Malzac avala d’autres gimblettes, et tant pis pour sa ligne qui s’empâtait ces
derniers temps.
    — Nous ne savons rien sur eux,
finit par dire Léon, l’air songeur. Une partie des archives seigneuriales et
communales ont été détruites pendant la Révolution. Il n’est même pas sûr que
nous soyons originaires de Bellerocaille. D’ailleurs Pibrac n’est pas un nom du
Rouergue, mais plutôt de Haute-Garonne.
    — Votre ancêtre fondateur
n’explique rien dans ses Mémoires ?
    — Je l’ignore.
    — Vous ne les avez donc jamais
lus ?
    — Non, mais même si je l’avais
voulu, je n’aurais pas pu. J’étais trop jeune. Seul le chef de famille peut
ouvrir l’armoire aux Mémoires. Et quand j’ai eu l’âge, j’avais quitté l’oustal
et j’étais déjà mitron ici.
    — Connaissez-vous les raisons
de cet interdit ?
    — Non… Peut-être que certains
passages ne sont pas convenables pour un enfant. D’après ceux que nous lisait
notre père, le Premier apparaît comme un sacré gaillard qui ne mâchait pas ses
expressions.
    L’avocat croqua une gimblette :
elles étaient si bonnes chaudes qu’il eût été dommage de les laisser tiédir.

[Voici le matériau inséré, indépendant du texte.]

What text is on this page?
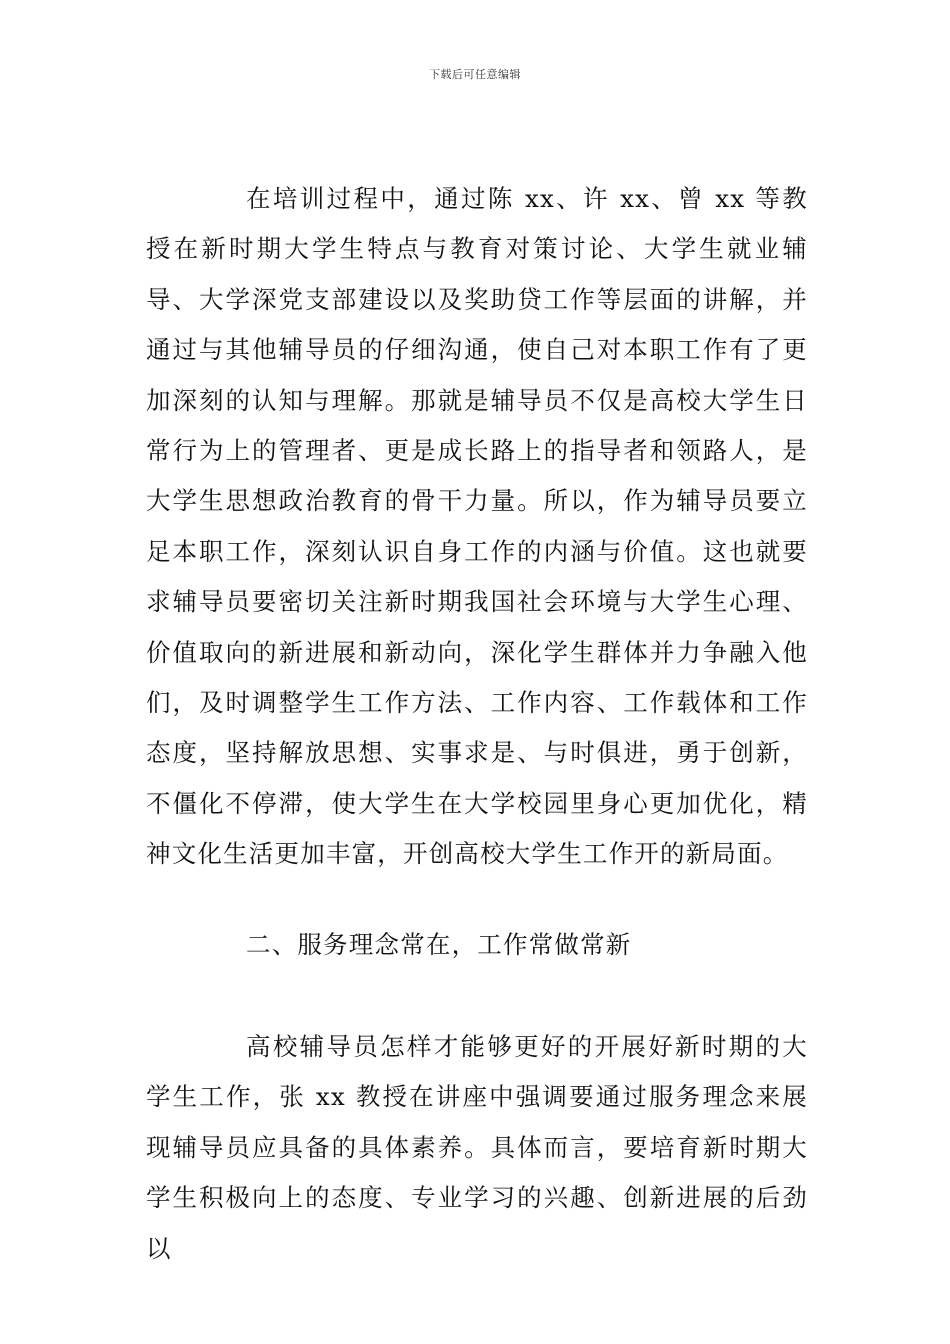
下载后可任意编辑

在培训过程中，通过陈 xx、许 xx、曾 xx 等教授在新时期大学生特点与教育对策讨论、大学生就业辅导、大学深党支部建设以及奖助贷工作等层面的讲解，并通过与其他辅导员的仔细沟通，使自己对本职工作有了更加深刻的认知与理解。那就是辅导员不仅是高校大学生日常行为上的管理者、更是成长路上的指导者和领路人，是大学生思想政治教育的骨干力量。所以，作为辅导员要立足本职工作，深刻认识自身工作的内涵与价值。这也就要求辅导员要密切关注新时期我国社会环境与大学生心理、价值取向的新进展和新动向，深化学生群体并力争融入他们，及时调整学生工作方法、工作内容、工作载体和工作态度，坚持解放思想、实事求是、与时俱进，勇于创新，不僵化不停滞，使大学生在大学校园里身心更加优化，精神文化生活更加丰富，开创高校大学生工作开的新局面。

二、服务理念常在，工作常做常新

高校辅导员怎样才能够更好的开展好新时期的大学生工作，张 xx 教授在讲座中强调要通过服务理念来展现辅导员应具备的具体素养。具体而言，要培育新时期大学生积极向上的态度、专业学习的兴趣、创新进展的后劲以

Léon plissa son front et agita son index dans l’air comme quelqu’un qui se
souvient.
    — Pour en revenir aux ancêtres
du Premier, le seul indice existant est le nom Jules Pibrac gravé sur le
manche du couteau dont je vous ai parlé tout à l’heure, celui que j’ai fait
tomber dans le puits.
    — Je vous comprends mal.
    — Il n’existe aucun Jules sur
notre arbre généalogique. Or, d’après la tradition, ce couteau
appartenait au Premier. Quand j’ai posé la question à mon père, il m’a répondu
qu’il m’expliquerait ce détail quand j’aurais l’âge de le comprendre.
    Malzac sortit un calepin de son
portefeuille et inscrivit de courtes notes ponctuées de points d’interrogation.
Il adorait les mystères et il y en avait un dans cette famille.
    — Je dois rencontrer votre
père.
    — Vous n’y songez pas ! Il
ne voudra jamais vous recevoir.
    — Je pourrais me faire passer
pour un journaliste.
    — Surtout pas, il déteste la
presse.
    — Je dois pourtant le
rencontrer. J’inventerai un prétexte quelconque.
    Léon s’alarma.
    — Sauf votre respect, maître
Malzac, si vous n’y renoncez pas, je vous enjoins de trouver un prétexte qui ne
soit pas quelconque. Et si mon père est méfiant, attendez de rencontrer
Casimir.
     
    *
     
    Revenu à Albi, Nicolas Malzac
écrivit à Hippolyte pour solliciter un entretien. Il se présenta comme un
juriste passionné d’histoire en quête de matière première pour un ouvrage visant
à rétablir « la vérité historique trop souvent bafouée lorsqu’il s’agit
des hautes œuvres ».
    La réponse d’Hippolyte fut prompte
et commençait par : « Enfin, l’Histoire daigne s’intéresser à nous.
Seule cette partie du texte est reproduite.